MANILA, Philippines — Sen. Risa Hontiveros is calling for an investigation of the alleged failure of government agencies to ensure the affordability of electricity rates in the country, 20 years after the Electric Power Industry Reform Act (Epira) was enacted into law.
Senate Resolution No. 746 seeks to determine the “deficiencies and failures” of the Department of Energy and the Energy Regulatory Commission to bring down power rates in the country.
“The lowering of electricity rates could have been achieved faster than 20 years had the agencies that were mandated to make this thing happen did what was supposed to be done in an appropriate and resolute manner,” the resolution read in part.

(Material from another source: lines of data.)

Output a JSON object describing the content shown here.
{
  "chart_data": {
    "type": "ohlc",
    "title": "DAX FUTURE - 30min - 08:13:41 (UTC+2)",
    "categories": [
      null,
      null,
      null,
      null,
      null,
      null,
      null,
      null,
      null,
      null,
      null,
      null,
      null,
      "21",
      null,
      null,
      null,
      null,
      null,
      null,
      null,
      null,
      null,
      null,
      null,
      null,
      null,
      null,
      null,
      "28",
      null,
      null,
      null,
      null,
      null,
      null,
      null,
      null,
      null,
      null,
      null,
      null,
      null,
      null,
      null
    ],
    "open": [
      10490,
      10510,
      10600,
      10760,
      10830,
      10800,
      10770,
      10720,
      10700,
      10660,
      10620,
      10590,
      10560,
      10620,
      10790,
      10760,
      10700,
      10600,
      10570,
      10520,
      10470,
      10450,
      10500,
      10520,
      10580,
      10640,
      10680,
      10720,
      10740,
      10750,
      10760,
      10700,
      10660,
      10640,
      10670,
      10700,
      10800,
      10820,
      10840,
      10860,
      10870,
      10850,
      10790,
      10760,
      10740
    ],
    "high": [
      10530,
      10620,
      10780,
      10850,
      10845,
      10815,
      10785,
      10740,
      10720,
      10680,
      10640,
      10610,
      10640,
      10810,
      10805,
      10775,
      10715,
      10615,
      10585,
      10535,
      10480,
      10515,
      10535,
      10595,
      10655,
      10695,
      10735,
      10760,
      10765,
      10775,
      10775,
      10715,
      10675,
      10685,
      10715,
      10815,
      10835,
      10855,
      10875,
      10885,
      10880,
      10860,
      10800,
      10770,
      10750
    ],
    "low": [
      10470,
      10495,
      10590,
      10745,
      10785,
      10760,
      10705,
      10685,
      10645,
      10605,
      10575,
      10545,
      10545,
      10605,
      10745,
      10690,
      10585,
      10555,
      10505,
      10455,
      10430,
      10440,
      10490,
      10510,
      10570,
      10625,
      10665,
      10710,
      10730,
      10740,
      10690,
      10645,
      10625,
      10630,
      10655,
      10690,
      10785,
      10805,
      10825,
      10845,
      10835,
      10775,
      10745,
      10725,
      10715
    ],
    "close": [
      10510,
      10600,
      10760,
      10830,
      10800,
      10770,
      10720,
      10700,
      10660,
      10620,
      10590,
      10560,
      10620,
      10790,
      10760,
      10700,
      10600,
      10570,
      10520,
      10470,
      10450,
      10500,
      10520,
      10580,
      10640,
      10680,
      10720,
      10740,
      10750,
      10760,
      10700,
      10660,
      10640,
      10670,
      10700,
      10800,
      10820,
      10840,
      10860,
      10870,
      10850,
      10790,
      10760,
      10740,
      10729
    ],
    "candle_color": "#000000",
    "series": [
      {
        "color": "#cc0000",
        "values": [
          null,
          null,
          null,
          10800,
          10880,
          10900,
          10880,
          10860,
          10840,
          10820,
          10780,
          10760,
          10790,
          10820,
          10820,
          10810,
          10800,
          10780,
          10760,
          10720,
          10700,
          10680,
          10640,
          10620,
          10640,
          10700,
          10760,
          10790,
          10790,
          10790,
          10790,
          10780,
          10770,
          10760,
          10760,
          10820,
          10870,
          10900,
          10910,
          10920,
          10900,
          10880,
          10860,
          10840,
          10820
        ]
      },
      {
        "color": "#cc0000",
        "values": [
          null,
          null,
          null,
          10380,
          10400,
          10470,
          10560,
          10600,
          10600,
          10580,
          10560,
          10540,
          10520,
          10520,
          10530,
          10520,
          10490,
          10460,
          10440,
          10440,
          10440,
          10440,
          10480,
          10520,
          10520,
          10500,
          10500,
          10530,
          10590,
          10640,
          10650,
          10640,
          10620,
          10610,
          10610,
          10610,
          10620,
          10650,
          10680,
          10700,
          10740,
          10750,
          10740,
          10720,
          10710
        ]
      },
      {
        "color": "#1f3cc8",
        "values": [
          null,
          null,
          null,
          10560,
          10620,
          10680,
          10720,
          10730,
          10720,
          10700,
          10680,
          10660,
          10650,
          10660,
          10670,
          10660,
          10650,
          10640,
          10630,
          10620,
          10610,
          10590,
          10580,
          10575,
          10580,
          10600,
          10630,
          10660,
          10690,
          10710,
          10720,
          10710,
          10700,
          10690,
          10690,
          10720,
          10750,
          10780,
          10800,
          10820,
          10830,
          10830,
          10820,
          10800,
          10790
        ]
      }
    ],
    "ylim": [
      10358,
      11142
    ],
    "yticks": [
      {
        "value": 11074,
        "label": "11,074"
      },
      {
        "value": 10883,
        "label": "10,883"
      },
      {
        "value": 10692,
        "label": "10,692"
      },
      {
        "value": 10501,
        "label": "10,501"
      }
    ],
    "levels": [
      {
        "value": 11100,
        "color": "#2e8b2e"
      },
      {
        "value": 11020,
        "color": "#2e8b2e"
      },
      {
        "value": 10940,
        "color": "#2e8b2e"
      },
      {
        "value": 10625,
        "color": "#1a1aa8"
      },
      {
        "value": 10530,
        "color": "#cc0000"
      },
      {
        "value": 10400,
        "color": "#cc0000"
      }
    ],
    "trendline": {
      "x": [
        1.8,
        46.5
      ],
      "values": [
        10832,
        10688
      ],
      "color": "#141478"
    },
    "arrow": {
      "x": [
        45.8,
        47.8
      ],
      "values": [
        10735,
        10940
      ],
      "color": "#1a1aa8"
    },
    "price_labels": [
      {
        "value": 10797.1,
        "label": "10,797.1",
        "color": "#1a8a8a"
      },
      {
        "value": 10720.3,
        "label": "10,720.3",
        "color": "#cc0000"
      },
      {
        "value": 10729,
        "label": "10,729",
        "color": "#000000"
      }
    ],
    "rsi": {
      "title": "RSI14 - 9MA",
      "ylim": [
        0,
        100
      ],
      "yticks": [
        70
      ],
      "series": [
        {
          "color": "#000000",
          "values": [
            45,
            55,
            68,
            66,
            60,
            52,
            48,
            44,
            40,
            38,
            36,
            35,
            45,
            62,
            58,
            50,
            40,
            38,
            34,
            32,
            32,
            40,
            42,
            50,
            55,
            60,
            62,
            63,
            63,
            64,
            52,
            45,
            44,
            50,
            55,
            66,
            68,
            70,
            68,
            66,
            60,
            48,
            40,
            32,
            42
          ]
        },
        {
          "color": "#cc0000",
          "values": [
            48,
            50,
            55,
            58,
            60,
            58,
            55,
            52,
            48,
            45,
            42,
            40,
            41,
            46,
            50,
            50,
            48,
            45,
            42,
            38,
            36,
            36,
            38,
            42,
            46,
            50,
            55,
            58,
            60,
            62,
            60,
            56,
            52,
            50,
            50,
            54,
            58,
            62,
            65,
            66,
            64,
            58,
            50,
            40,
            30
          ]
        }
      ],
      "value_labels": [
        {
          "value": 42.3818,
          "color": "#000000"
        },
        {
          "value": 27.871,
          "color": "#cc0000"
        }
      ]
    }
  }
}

Hontiveros filed the resolution as the Epira marked its 20th year after it was signed into law on June 8, 2001.
She noted that among the major objectives of the law was to ensure the quality, reliability and security of the electricity supply since its implementation.
The resolution also seeks to determine the feasibility of reducing electricity rates by at least P2 per kilowatt-hour through a combination of measures and find the factors, which make electricity in the Philippines the costliest and “way above” its neighbors in the Association of Southeast Asian Nations.
“Year after year, we have been beset with threatsandactual onset of rotational blackouts; yet, Epira’s promise to provide cheaper and more stable service seems to have been forgotten,” she said.
She said Congress needed to find out which government agency had been remiss in its duties, and to make its officers liable.